Like Don Quixote, Till Eulenspiegel is a literary character who has never ceased to entertain generations of readers. He was first featured in medieval stories in which he ridiculed the foolishness and hypocrisy of the wealthy nobles, clergy, merchants, and in particular the impostor physicians and quacks. He is believed to have been born around the year 1300, to have lived as a vagrant in Germany, Bohemia, the Netherlands, and Italy, and to have spent his time playing pranks on the oppressors of the common folk.
The stories of Till appeared when Europe was recovering from the devastating Black Death pandemic that had killed an estimated one-third of its population. Medical knowledge was primitive, and confidence in physicians’ abilities was low. Medicine was still practiced according to the Galenic philosophy, which posited that health was due to the balance between the four humors (blood, phlegm, yellow bile, and black bile). Practitioners prescribed treatments of questionable efficacy, including bloodletting, purging, and herbal concoctions. Till’s stories often focus on incompetent doctors and dishonest quacks, whom he depicts or impersonates by making absurd claims, such as claiming to be able to cure every disease. He manages to empty an overcrowded hospital for a fee by having patients laugh so much that they forget being ill, by making them so uncomfortable that they decide to leave anyway, or frightening them by telling them that one of them will be burned and made into a paste to treat the others. He prescribes useless remedies and disappears before he is apprehended. He writes a prescription to be taken three times a day and cuts the parchment into small pieces which he takes with water three times a day and thus can claim to have been cured by his prescription.
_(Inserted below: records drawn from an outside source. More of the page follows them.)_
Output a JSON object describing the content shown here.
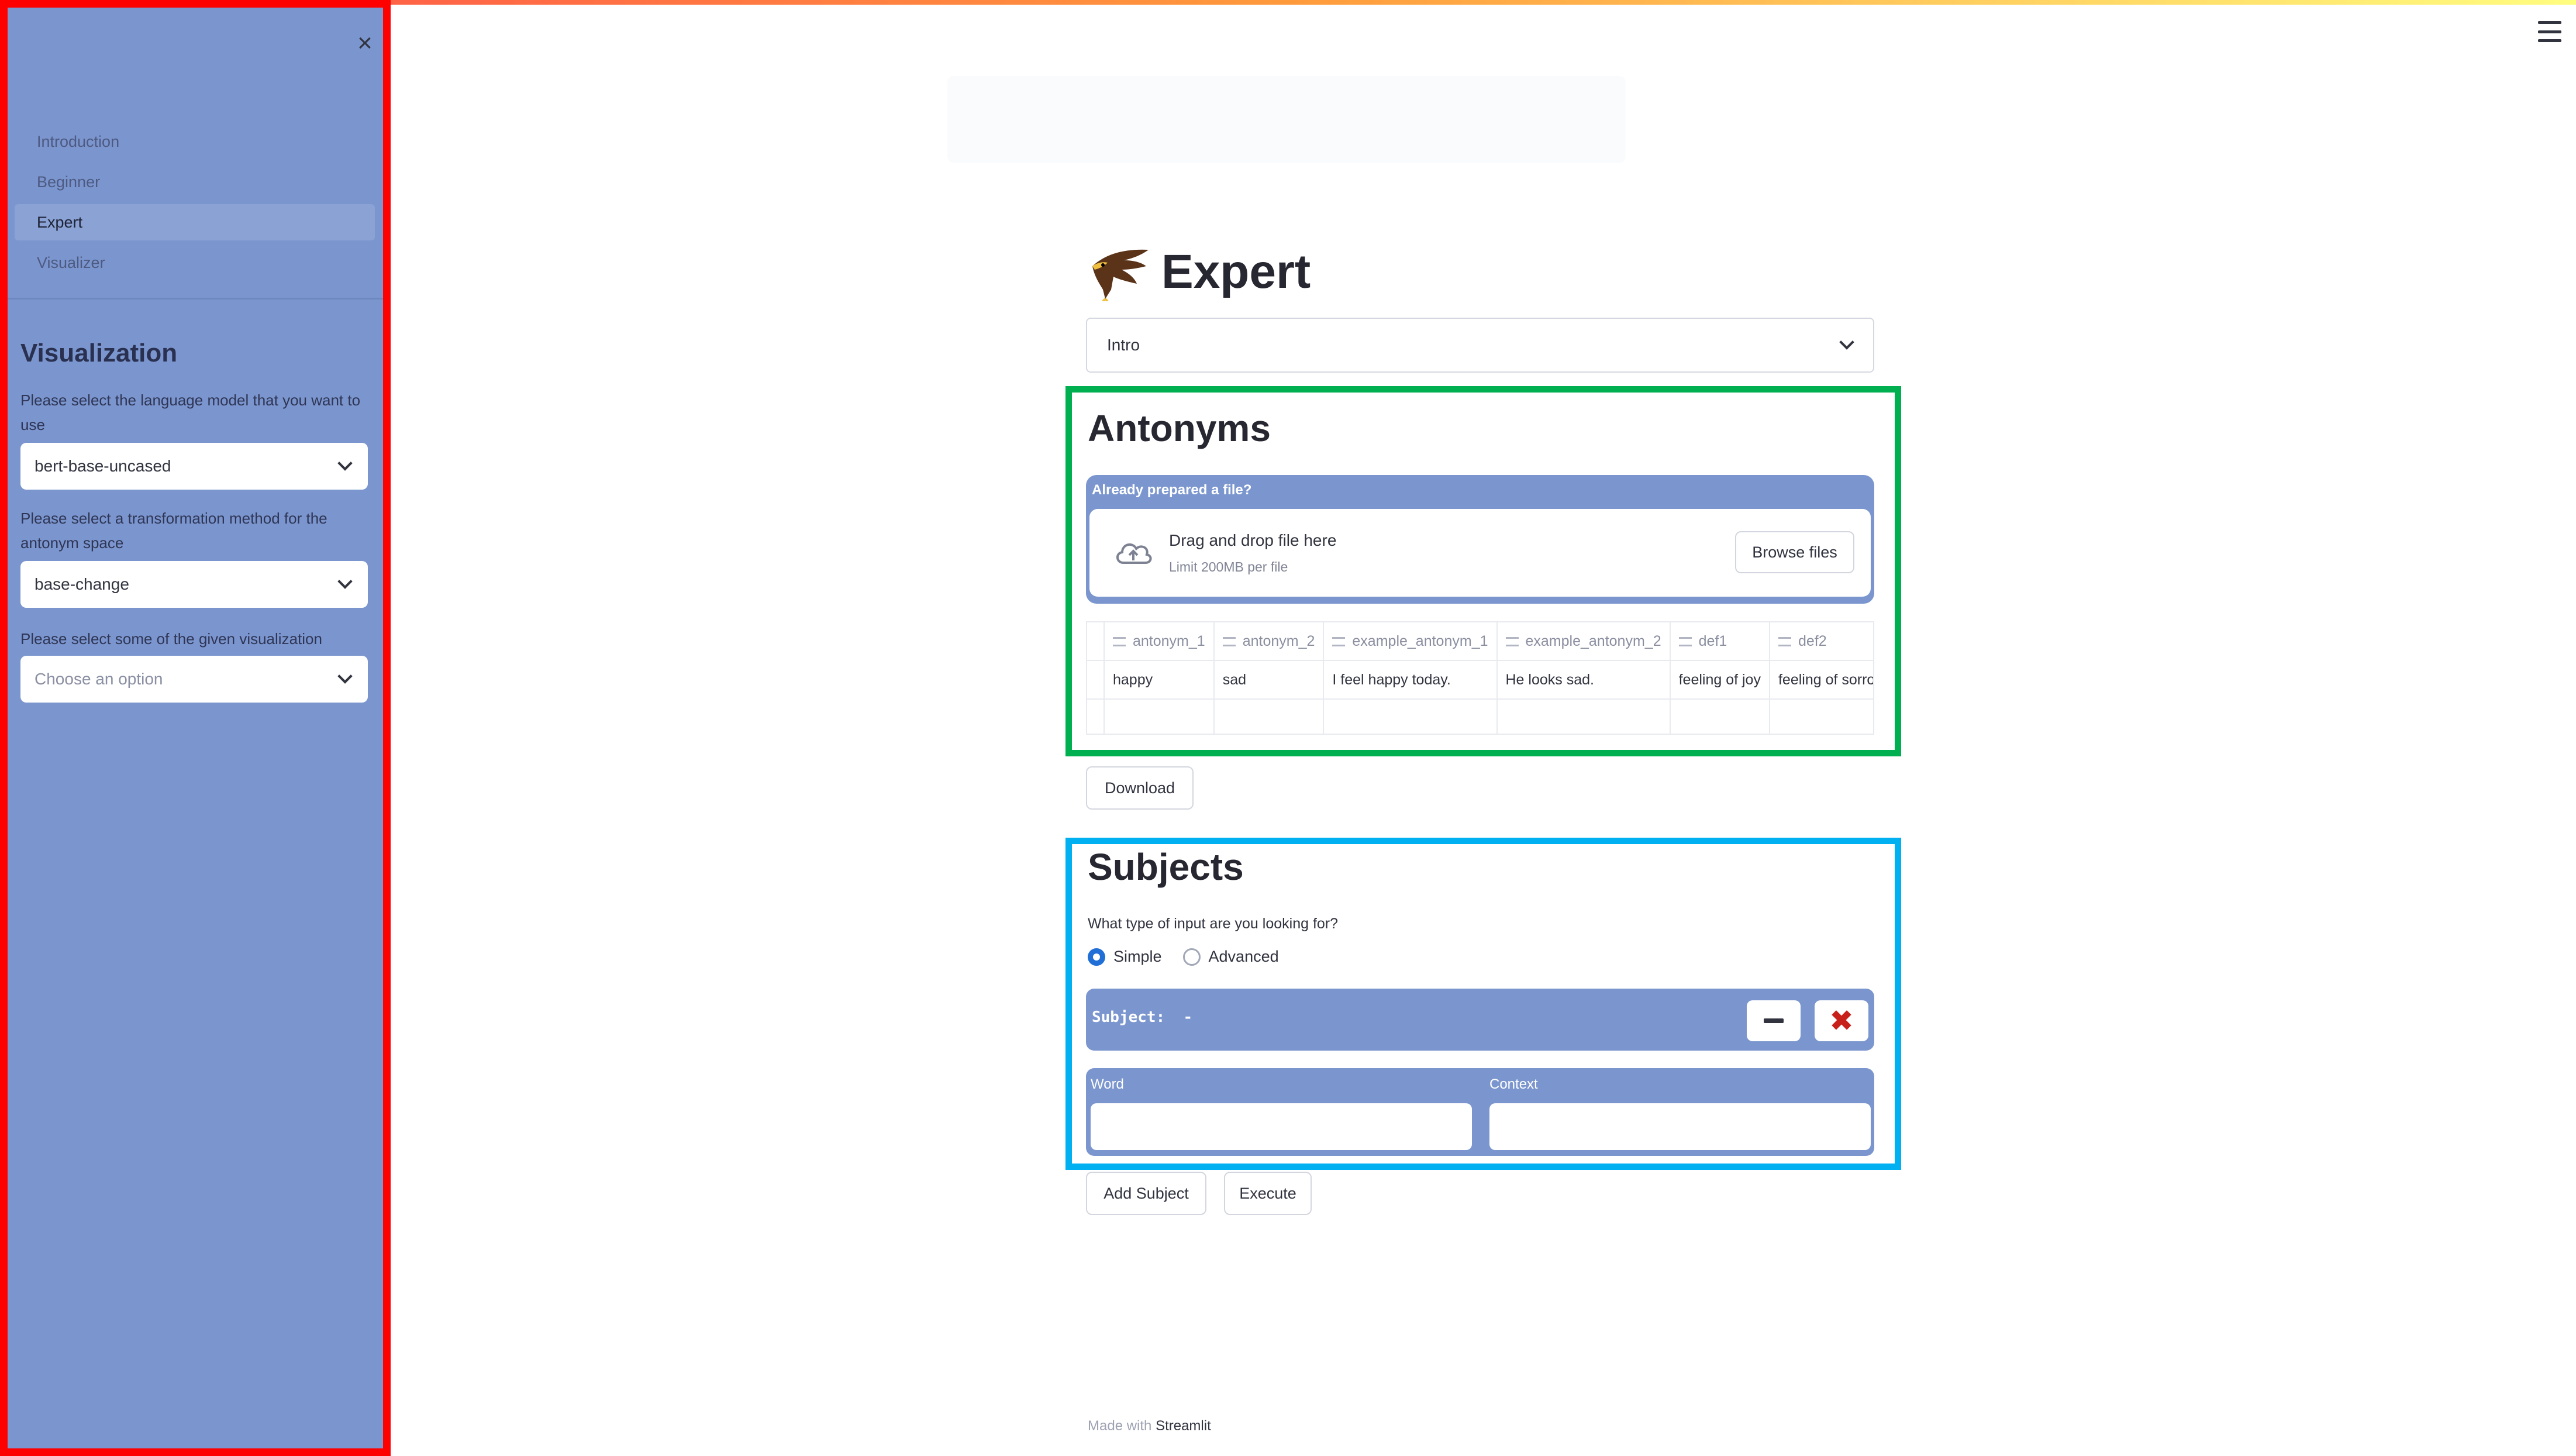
{
  "sidebar": {
    "close_glyph": "×",
    "nav": [
      {
        "label": "Introduction",
        "active": false
      },
      {
        "label": "Beginner",
        "active": false
      },
      {
        "label": "Expert",
        "active": true
      },
      {
        "label": "Visualizer",
        "active": false
      }
    ],
    "section_title": "Visualization",
    "model_label": "Please select the language model that you want to use",
    "model_value": "bert-base-uncased",
    "transform_label": "Please select a transformation method for the antonym space",
    "transform_value": "base-change",
    "options_label": "Please select some of the given visualization options",
    "options_placeholder": "Choose an option",
    "accent_color": "#7b96ce",
    "annotation_color": "#ff0000"
  },
  "page": {
    "title": "Expert",
    "page_select_value": "Intro"
  },
  "antonyms": {
    "heading": "Antonyms",
    "uploader_header": "Already prepared a file?",
    "drag_text": "Drag and drop file here",
    "limit_text": "Limit 200MB per file",
    "browse_label": "Browse files",
    "columns": [
      "antonym_1",
      "antonym_2",
      "example_antonym_1",
      "example_antonym_2",
      "def1",
      "def2"
    ],
    "rows": [
      [
        "happy",
        "sad",
        "I feel happy today.",
        "He looks sad.",
        "feeling of joy",
        "feeling of sorrow"
      ]
    ],
    "download_label": "Download",
    "annotation_color": "#00b050"
  },
  "subjects": {
    "heading": "Subjects",
    "question": "What type of input are you looking for?",
    "options": [
      {
        "label": "Simple",
        "selected": true
      },
      {
        "label": "Advanced",
        "selected": false
      }
    ],
    "subject_label": "Subject:  -",
    "word_label": "Word",
    "context_label": "Context",
    "word_value": "",
    "context_value": "",
    "add_label": "Add Subject",
    "execute_label": "Execute",
    "annotation_color": "#00b0f0"
  },
  "footer": {
    "made_with": "Made with",
    "brand": "Streamlit"
  }
}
Till Eulenspiegel reportedly died around 1350, possibly from the plague, leaving posterity in doubt as to what is fact and what is fiction. His composite name in German means owl and mirror, reflecting the wisdom of the bird and the use of the mirror to look at society. He played pranks on authority figures, corrupt individuals, and pretentious academics, earning popularity among ordinary people. A book about him was first published around 1512 in Strasbourg. The tales may have struck a particular chord with the peasants and lower classes by their lack of refinement, such as the frequent mention of body parts and excreta, particularly about defecating in inappropriate places. The more recent popularity of his works is attributable to the 1894 tone poem “The Pranks of Eulenspiegel” by Richard Strauss, which is regularly played in the concert halls of America and Europe. The stories are somewhat old-fashioned but are fun and worth looking at.